Also does the drive or windows have any emergency "your drive is about to die" life support mode where you can't use it other than to get files out?
Not really on hard disks. If you're constantly monitoring S.M.A.R.T. you might get an early warning of imminent demise, but it's equally likely the drive could suddenly stop working. I run Hard Disk Sentinel on my machines, but it doesn't provide any 'magic bullet' or 'get out of jail option'.
Some SSDs drop into 'read-only' mode when things start to go bad, but the only sensible way to protect data is to keep multiple copies on different devices/media, with at least one copy held off site.
If your one and only set of family photos disappear "up the proverbial j-plane" i.e. they cease to be real and become imaginary (non-existant), you've only got yourself to blame for the loss.
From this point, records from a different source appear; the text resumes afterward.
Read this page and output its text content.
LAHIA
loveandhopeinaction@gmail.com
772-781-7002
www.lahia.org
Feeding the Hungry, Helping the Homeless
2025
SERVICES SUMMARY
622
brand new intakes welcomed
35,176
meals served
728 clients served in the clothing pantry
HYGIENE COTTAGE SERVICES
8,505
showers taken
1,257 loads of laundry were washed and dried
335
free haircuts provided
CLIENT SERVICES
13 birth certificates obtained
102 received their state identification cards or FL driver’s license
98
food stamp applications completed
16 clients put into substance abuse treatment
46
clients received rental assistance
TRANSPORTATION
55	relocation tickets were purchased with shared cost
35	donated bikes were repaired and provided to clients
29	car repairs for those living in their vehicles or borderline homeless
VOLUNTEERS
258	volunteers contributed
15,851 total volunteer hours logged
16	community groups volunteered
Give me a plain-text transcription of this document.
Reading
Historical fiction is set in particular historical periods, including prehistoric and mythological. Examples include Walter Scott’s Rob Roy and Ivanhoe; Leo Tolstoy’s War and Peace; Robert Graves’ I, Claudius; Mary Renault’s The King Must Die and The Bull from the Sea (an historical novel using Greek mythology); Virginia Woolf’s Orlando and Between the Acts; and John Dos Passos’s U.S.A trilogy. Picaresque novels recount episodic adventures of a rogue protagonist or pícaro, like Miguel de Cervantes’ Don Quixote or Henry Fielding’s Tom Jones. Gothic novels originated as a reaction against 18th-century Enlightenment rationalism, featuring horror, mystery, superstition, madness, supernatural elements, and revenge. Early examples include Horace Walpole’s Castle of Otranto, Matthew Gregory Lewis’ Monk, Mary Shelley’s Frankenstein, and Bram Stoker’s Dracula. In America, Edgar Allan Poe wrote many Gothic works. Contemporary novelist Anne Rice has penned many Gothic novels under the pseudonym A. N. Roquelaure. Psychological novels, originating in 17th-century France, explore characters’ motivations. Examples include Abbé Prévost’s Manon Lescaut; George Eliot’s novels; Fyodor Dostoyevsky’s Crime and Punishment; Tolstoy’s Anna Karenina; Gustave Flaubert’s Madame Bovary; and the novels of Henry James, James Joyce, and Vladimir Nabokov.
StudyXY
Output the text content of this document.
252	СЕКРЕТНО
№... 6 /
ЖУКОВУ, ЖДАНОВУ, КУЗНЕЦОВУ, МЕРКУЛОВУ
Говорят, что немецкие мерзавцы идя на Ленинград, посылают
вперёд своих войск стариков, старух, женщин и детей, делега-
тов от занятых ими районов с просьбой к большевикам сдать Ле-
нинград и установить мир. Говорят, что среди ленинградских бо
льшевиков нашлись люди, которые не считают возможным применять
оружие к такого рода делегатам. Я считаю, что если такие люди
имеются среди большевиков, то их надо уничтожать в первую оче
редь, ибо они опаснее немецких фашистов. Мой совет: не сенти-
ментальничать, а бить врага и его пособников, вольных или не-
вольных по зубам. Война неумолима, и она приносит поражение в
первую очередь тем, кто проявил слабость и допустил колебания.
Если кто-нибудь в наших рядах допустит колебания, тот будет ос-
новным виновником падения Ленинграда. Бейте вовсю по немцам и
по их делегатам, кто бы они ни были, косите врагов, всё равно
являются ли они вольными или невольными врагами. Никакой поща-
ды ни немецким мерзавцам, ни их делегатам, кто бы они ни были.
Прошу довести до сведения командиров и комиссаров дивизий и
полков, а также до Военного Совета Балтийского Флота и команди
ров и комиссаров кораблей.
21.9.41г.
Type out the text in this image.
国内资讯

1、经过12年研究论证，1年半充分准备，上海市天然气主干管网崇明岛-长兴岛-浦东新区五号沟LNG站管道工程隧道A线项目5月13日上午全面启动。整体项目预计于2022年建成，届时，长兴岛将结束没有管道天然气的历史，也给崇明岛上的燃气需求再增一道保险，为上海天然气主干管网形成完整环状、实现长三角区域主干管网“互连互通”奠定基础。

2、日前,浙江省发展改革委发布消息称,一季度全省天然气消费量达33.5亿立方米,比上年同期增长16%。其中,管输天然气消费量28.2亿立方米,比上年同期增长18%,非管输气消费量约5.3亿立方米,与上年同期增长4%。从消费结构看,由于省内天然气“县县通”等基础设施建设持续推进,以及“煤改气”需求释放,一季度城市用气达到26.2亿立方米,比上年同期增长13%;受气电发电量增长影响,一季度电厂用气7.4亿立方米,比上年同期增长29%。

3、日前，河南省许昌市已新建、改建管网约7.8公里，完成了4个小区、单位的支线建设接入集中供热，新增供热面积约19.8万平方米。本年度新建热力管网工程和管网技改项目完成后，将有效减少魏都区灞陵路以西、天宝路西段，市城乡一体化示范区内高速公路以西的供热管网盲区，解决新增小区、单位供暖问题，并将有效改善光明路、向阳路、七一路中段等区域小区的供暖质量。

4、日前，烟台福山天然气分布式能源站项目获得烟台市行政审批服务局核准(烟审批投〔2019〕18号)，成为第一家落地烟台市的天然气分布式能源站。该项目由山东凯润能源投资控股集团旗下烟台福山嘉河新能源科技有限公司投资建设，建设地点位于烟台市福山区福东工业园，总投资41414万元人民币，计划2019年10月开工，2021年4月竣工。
Is there such a thing as normal clicks?
In a word, "yes". You get to know what's normal and what's not when your first drive suffers the "Click of Death". It might never happen, or you might never hear it, but drives do not last forever.
Yea I was wondering the same thing. I've read around 5 years or more is the average especially if your not doing some constant intensive load stuff.
I have a 6TB drive start to fail in a RAID-Z2 server with only 6-days of use on the counter. I bought the drive brand new but that didn't stop it from developing pending bad blocks. The drive was outside its 3-year warranty, so I replaced it with a new drive and re-silvered the array.
Moral of the storey is drives can fail at any time.
However, I do have some server "pulls" (Enterprise class drives) with more than 3-years continuous use, but with a low start/stop count of 60 cycles according to HD Sentinel. In comparison, your drive has a power on count of 2800, so potentially it's been stressed more.